O parto - parte final
Como vos contei aqui, não havia anestesistas.
Passaram 45 minutos, e eu já não me aguentava de pé, as dores tornaram-se mais fortes. Iam passando profissionais: não nos esquecemos de si. Comecei a arrepender-me de não ter ido para o privado. Não me estava a imaginar aguentar muito mais daquilo e ainda as dores de expulsão.
Nos meus limites chamei, então a anestesista? O meu medo começou a ser: passar a janela de anestesia e ter de sofrer tudo. Volto a chamar, está quase dizem eles. Por milagre chega a anestesista. Ufa, que vi a minha vida a andar para trás.
Vamos lá, e agora? Agora não me consigo sentar, que é a posição em que prefere administrar. Lá me deito e consegue, não me doeu e foi rápido, tinha imaginado muito pior.
Que alívio, não aguentaria muito mais, passei a sentir a contracção, sem dor.
(O mais curioso: a tal mãe que já tinha dois filhos e foi prioridade, teve o bebé depois de mim...)
Achava que estava perto do parto, mas a dilatação ainda estava tímida e o que tinha sentido em casa não tinha sido a ruptura de bolsa, tiveram de o fazer mecanicamente. Seguiram-se muitas horas de trabalho de parto latente, em monitorização constante. Cada vez que sentia uma contracção, o batimento dele abrandava e causava-me pânico.
Às cinco da manhã comecei a ficar com medo, está a demorar muito, detestava sentir o batimento dele a abrandar, comecei a arrepender-me de não ter optado por cesariana. Ainda tinha muito medo que corresse mal.
Sete da manhã: nada. Passado pouco tempo sinto-me mal: quase a desmaiar mesmo deitada. Chamo por enfermeira: a dilatação tinha completado, era agora que começava o trabalho de parto a sério. Veio a médica com dois internos saber a minha história, foi a última vez que repeti toda a barbárie que sofri. Teve duas reacções: uma empatia que foi importante, assegurou-me que ia correr bem e pelo discurso disse logo aos alunos que estavam a falar com alguém ligado à ciência.

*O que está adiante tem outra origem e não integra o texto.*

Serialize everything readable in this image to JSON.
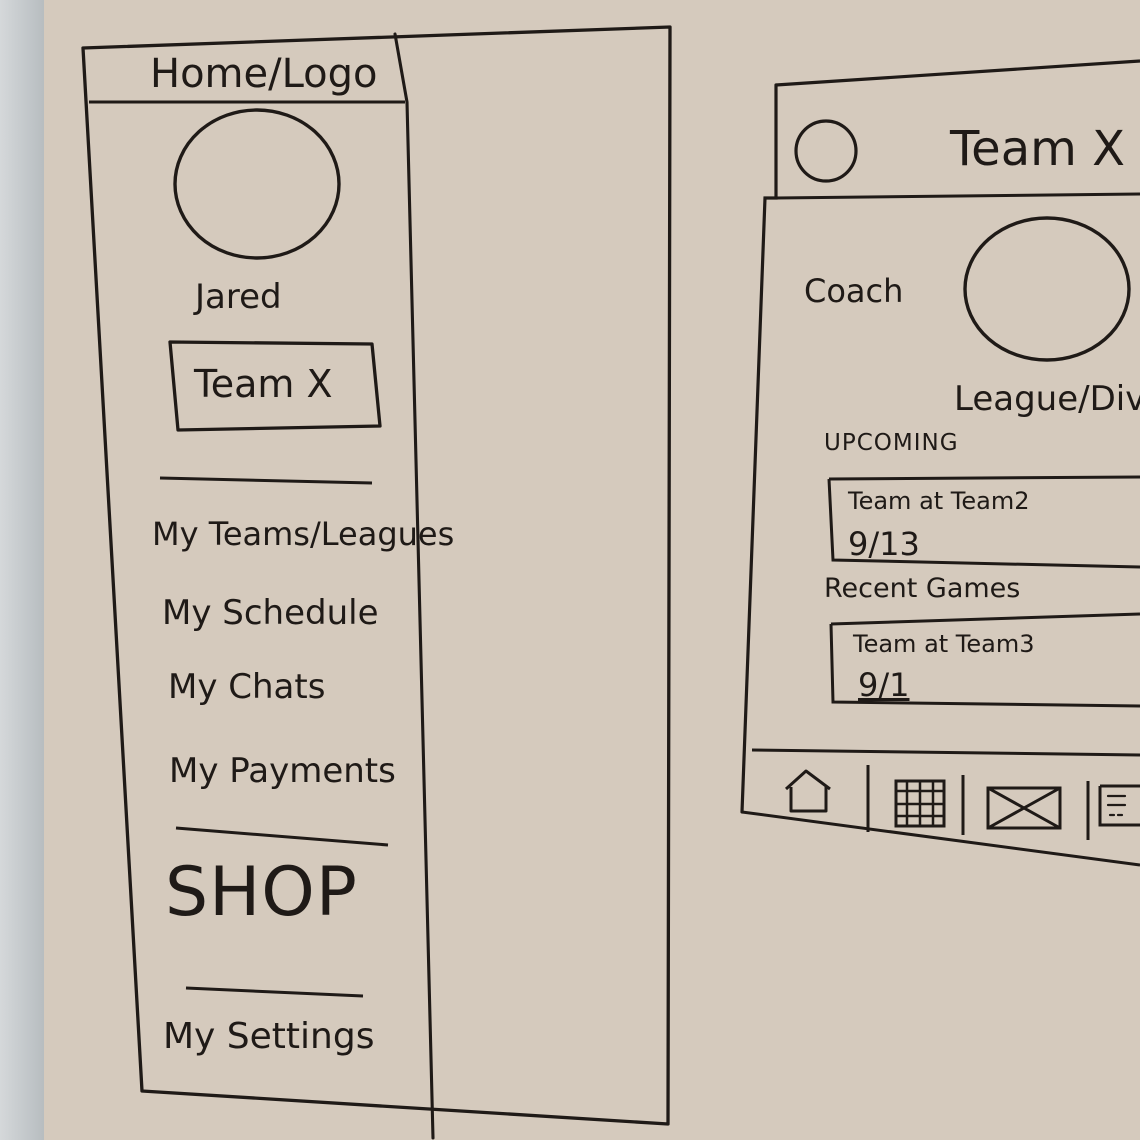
{
  "drawer": {
    "title": "Home/Logo",
    "user_name": "Jared",
    "team_button": "Team X",
    "menu": [
      "My Teams/Leagues",
      "My Schedule",
      "My Chats",
      "My Payments"
    ],
    "shop": "SHOP",
    "settings": "My Settings"
  },
  "team_screen": {
    "title": "Team X",
    "coach_label": "Coach",
    "league_label": "League/Div",
    "upcoming": {
      "section_title": "UPCOMING",
      "card_title": "Team at Team2",
      "card_date": "9/13"
    },
    "recent": {
      "section_title": "Recent Games",
      "card_title": "Team at Team3",
      "card_date": "9/1"
    },
    "bottom_tabs": [
      "home-icon",
      "calendar-icon",
      "mail-icon",
      "document-icon"
    ]
  }
}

Começaram com os preparativos, e entra pela sala ela e mais uns cinco internos, foi um bocadinho demais, hospital-escola a quanto obrigas. Explicou muito bem o processo e o que deveria fazer e como.
Estávamos na hora H.
Puxei uma primeira vez, muito bem. Uma segunda, ela passou para o meu lado e chamou a neonatologista. Entrei em pânico total, que tonta fui, todos têm de ser vistos pela neo, mas nesse momento toda eu era medos. Antes da terceira o médico que estava a fazer o parto pediu ventosa, ela fez um pouco de força na minha barriga, puxei. Foi uma cena de filme, ela disse que era agora, puxei mais e dei um berro de esforço, tipo ténis sei lá, e foi nesse momento. Saiu, no espaço que me pareceram horas para ele chorar, continuei em pânico. Chorou. Só o conseguia seguir com os olhos, onde estava o que lhe estavam a fazer. Não via mais nada. Acalmei quando me disseram à terceira que estava tudo bem. Foi aí que olhei para ele: chorava, até soluçava. Eu não consegui chorar, estava demasiado atenta ao meu filho, estava assoberbada de sentimentos, não sei explicar. MAs foi lindo vê-lo tão emocionado. Os médicos falavam para ele mas nem conseguia responder. Estivemos de mão dada o tempo todo, só me dizia: és tão linda, correu tão bem, foi tão lindo, portaste-te tão bem. Enquanto me davam os pontos, vim a mim. Perguntei o apgar, 9 no primeiro minuto e depois 10: perfeito. Os médicos comentam que é lindo, e diz me o principal: é mesmo lindo e olhe que não costumo dizer. Os outros concordam com a cabeça. Colocaram-no comigo, primeiro a fazer pele com pele, num momento que me transcendeu, depois para mamar. Uma pega perfeita à primeira, esteve meia hora ou mais a mamar. Senti plenitude nesse momento, nada mais importava. Só mais tarde entendi, mesmo com ventosa ficou com a cabeça perfeita passado pouco tempo, foi o mínimo, só mesmo para ajudar, acredito que a minha história tenha levado a médica a ser mais cuidadosa. Ficou muito pouco inchado depois do parto, só depois de ver vários recém nascidos com 15 dias e até um mês percebi.
Nasceu mesmo lindo, perfeito e com carinha de rapaz logo no dia a seguir. Desde então somos uma família, tão mas tão feliz.